# First weekend offshore



## Cape_Horn_24 (Feb 8, 2010)

Had a great first weekend fishing! Fished Friday Saturday and Sunday. Hammered the kings slow trolling Friday and the snapper on sat and sun. Saturday ended up with a stud mangrove and Sunday with a nice firetruck for a friend that had never been before.


----------



## WAReilly (Jun 2, 2014)

Nice red grouper! Sounds like you had a great weekend!


----------



## Chapman5011 (Mar 7, 2013)

What size tire is that your running on your trailer in the picture?


----------



## captnroger (Jun 27, 2013)

Lucky dudes, nice fish too!


----------



## NOsaints (Aug 8, 2011)

How far offshore were the kings ?


----------



## Cape_Horn_24 (Feb 8, 2010)

The tires are a 205/70 r14


----------



## Cape_Horn_24 (Feb 8, 2010)

Also the Kings were caught trolling live cigars about 3.5 miles directly off the beach to the east of Destin pass


----------



## DAWGONIT (Jan 16, 2009)

nice all the way around.
thanks for sharing & catch 'em up.


----------



## Txs_mde_87 (Feb 7, 2015)

Cape_Horn_24 said:


> Also the Kings were caught trolling live cigars about 3.5 miles directly off the beach to the east of Destin pass



That's where I usually hook mine trolling Rapala X Raps but no luck so far just a crap ton of bonita. Maybe this weekend.


----------



## ronnied78 (Apr 13, 2016)

Do you mind telling me how you rig your live cigars? And speed of the troll. New to the area and trying to figure out all my options for catching fish around here.


----------



## lobsterman (Sep 30, 2007)

ronnied78 said:


> Do you mind telling me how you rig your live cigars? And speed of the troll. New to the area and trying to figure out all my options for catching fish around here.

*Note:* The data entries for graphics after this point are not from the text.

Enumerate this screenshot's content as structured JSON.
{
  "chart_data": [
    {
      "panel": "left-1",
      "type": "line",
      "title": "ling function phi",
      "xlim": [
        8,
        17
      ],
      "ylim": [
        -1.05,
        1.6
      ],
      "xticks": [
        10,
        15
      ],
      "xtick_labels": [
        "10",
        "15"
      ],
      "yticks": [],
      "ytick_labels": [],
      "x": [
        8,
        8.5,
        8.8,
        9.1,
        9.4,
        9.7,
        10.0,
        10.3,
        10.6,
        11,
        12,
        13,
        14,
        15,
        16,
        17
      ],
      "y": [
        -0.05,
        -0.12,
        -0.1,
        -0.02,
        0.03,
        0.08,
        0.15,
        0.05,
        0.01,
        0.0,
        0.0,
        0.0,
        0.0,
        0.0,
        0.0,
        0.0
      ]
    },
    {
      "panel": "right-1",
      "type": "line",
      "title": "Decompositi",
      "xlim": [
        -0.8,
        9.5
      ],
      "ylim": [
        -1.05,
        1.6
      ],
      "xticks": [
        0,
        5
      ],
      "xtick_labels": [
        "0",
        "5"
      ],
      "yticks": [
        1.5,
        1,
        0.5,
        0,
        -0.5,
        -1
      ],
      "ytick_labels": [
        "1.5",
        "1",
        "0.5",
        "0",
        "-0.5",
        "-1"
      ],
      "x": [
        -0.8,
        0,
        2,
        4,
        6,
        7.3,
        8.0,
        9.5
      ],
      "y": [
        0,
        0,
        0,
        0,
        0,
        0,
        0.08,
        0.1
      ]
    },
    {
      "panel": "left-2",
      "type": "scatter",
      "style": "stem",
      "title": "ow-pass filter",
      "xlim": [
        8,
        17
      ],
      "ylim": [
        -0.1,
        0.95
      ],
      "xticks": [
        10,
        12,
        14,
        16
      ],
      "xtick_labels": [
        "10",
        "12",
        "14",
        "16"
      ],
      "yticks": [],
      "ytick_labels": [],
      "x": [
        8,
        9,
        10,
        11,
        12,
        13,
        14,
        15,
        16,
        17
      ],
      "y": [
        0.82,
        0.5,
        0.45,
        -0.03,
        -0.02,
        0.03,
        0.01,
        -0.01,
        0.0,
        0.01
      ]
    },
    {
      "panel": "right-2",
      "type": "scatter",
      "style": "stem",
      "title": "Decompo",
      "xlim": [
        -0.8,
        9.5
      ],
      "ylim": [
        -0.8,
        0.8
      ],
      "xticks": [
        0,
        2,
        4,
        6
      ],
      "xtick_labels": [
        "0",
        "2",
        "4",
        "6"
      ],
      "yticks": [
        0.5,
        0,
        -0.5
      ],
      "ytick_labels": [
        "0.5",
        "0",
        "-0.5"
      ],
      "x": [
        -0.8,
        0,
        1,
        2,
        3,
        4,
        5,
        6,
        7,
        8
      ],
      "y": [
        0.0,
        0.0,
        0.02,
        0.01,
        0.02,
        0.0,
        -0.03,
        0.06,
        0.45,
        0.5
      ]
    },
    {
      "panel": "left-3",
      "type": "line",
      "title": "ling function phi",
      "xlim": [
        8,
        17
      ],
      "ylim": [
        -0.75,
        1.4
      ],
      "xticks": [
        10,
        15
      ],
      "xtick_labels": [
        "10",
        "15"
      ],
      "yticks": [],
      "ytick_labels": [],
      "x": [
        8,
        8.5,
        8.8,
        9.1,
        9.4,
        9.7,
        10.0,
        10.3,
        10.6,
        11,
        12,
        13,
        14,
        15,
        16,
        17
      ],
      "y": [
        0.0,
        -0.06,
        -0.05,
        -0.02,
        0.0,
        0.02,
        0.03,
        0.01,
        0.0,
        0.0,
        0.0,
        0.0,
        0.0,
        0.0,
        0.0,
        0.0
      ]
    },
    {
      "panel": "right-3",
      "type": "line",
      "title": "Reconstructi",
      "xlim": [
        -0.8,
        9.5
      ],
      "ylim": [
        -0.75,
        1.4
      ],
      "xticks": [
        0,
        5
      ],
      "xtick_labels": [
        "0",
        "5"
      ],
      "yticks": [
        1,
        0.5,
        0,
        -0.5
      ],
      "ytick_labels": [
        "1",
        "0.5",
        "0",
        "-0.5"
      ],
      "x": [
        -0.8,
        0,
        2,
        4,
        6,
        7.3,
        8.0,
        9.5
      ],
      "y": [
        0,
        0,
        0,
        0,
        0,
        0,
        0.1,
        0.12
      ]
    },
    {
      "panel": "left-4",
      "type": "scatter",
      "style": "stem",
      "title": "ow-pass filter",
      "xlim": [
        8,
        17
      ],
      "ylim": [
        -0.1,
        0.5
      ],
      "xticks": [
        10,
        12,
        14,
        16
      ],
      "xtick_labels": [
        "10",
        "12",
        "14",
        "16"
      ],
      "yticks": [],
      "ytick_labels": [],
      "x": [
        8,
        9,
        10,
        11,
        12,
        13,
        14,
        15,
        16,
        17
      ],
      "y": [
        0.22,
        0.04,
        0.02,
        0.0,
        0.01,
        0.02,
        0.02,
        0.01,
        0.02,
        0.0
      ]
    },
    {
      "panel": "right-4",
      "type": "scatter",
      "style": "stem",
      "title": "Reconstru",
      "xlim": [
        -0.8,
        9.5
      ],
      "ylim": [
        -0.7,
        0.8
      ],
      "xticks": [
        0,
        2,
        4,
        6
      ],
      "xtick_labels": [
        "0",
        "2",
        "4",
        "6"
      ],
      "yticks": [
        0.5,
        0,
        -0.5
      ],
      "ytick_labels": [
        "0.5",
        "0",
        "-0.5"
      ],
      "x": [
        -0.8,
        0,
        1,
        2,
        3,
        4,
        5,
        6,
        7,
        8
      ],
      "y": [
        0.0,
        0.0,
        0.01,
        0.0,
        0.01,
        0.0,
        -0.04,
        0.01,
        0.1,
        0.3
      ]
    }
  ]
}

You troll live bait SSSSSLLLLLOOOOOWWWWW! Did I mention slow.


----------



## Cape_Horn_24 (Feb 8, 2010)

ronnied78 said:


> Do you mind telling me how you rig your live cigars? And speed of the troll. New to the area and trying to figure out all my options for catching fish around here.


Hey man i was trolling 3.5-4 mph.... if the bait is skipping slow down. Just fast enough to keep them from crossing each other. Its also fast enough to rip a x rap or stretch so they get deep enough for fish.


----------



## bcahn (Jan 10, 2013)

Great pics capt, keep them coming!


----------